Hazleton
Since the federal government refuses to address immigration in a meaningful way (i.e. something other than a fence) local governments are stepping in. The problem is that they are making even more of a mess. Case in point, Hazleton, PA, which is now the epicenter of the local enforcement debate, and is currently in the middle of a major lawsuit that will have a significant impact nationally.
The Hazleton mayor believes that illegal immigration is a source of crime (suspects in a local murder case were undocumented immigrants from the Dominican Republic) and with allies on the city council passed a law (the Illegal Immigration Relief Act) punishing landlords who rented to illegal immigrants and business owners who hired them. The council also passed law requiring all tenants to register at City Hall.

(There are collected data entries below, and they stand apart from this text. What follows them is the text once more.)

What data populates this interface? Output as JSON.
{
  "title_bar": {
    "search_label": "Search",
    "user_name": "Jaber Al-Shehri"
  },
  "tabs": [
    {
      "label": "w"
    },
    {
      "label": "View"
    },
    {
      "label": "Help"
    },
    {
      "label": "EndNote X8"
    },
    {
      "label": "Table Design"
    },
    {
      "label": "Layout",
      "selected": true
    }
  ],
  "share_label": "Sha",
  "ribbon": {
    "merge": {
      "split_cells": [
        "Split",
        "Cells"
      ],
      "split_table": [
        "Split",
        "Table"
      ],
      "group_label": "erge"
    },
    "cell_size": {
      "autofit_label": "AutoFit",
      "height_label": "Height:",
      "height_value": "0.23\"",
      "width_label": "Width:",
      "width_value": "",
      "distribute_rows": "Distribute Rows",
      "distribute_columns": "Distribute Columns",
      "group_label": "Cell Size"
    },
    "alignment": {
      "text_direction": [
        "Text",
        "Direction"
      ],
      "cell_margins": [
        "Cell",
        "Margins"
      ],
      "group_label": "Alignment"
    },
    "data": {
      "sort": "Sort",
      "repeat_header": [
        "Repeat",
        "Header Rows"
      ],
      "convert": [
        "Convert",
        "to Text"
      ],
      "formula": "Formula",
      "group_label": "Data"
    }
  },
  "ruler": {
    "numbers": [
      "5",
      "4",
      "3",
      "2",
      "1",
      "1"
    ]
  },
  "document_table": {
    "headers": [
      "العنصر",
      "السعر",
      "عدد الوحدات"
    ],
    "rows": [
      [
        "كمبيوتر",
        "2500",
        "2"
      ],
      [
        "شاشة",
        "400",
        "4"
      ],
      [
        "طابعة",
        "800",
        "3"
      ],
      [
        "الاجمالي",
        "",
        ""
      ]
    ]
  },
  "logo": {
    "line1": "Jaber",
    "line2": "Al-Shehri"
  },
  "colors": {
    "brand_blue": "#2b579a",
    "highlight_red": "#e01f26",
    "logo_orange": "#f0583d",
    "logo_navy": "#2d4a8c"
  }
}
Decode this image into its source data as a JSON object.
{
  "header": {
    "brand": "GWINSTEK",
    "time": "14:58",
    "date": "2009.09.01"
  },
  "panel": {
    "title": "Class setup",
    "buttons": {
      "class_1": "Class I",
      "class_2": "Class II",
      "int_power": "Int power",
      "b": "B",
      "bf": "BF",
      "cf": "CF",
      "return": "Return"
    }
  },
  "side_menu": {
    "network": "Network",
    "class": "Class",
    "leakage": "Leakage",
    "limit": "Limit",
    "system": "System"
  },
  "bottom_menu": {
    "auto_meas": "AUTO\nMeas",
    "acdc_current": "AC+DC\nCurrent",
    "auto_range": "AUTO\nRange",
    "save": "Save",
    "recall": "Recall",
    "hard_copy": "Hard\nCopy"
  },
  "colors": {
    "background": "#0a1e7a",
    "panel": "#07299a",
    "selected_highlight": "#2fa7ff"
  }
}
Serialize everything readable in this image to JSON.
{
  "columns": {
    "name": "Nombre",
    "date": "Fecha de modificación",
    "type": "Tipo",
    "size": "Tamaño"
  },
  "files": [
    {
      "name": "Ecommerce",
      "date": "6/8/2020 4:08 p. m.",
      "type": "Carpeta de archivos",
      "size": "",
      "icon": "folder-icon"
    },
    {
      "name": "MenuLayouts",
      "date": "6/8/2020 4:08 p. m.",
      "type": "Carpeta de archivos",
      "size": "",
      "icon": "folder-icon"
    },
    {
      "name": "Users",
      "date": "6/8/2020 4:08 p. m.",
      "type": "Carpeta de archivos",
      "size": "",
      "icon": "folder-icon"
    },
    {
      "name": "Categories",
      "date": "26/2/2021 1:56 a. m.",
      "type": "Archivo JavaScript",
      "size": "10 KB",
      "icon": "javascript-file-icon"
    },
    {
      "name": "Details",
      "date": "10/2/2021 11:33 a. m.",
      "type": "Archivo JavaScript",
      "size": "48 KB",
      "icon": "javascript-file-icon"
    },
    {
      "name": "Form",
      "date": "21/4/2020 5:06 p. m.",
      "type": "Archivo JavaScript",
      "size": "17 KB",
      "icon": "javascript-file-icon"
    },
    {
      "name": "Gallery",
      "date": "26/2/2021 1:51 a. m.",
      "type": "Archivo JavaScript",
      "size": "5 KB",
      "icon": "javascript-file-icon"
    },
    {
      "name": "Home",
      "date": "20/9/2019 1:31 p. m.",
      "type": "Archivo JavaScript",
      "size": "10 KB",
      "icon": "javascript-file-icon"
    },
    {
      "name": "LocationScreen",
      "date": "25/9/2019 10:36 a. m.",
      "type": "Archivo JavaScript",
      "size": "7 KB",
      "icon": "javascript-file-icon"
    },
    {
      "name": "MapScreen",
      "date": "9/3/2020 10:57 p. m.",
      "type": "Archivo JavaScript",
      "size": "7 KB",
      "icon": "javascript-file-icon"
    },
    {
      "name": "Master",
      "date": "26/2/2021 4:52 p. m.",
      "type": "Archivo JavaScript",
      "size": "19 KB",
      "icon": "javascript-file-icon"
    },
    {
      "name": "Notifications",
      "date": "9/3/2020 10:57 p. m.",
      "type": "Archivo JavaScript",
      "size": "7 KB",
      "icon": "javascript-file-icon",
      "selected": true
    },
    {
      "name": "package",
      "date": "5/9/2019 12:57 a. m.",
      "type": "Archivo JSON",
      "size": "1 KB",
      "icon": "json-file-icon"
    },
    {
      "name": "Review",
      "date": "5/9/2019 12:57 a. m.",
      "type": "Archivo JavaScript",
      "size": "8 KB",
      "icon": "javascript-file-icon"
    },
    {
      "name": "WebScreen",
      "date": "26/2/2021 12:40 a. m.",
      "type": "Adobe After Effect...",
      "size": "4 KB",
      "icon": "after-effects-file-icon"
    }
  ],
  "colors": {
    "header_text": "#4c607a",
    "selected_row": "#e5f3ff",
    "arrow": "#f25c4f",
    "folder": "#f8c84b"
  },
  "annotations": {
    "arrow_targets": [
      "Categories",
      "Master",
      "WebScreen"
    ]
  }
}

The essential question is whether local authorities have the constitutional right to pass laws related to immigration at all, since it is related to foreign policy, which is the exclusive authority of the federal government. There is, however, a lot of ambiguity, which ultimately the courts will have to clarify.
The Hazleton case is also revealing in terms of perceptions people have about illegal immigration. Testimony shows that the town never studied whether there was any relationship to crime, law enforcement did not have the slightest idea how to enforce the laws, and no one understood exactly how the laws would work in practice. In fact, the city council’s president claimed that research wasn’t feasible:
“There is no 100 percent (certainty), and to have studies done ... I pass the pooper- scooper law, what am I going to do — study that? We can’t have consultants come here every two seconds.”
The prosecution presented its case last week, and so starting today (for a two week trial) the town will lay out its argument. Their lawyers have conceded that town leaders had no empirical data, but will now lay out what they say is proof that illegal immigrants are destroying their way of life.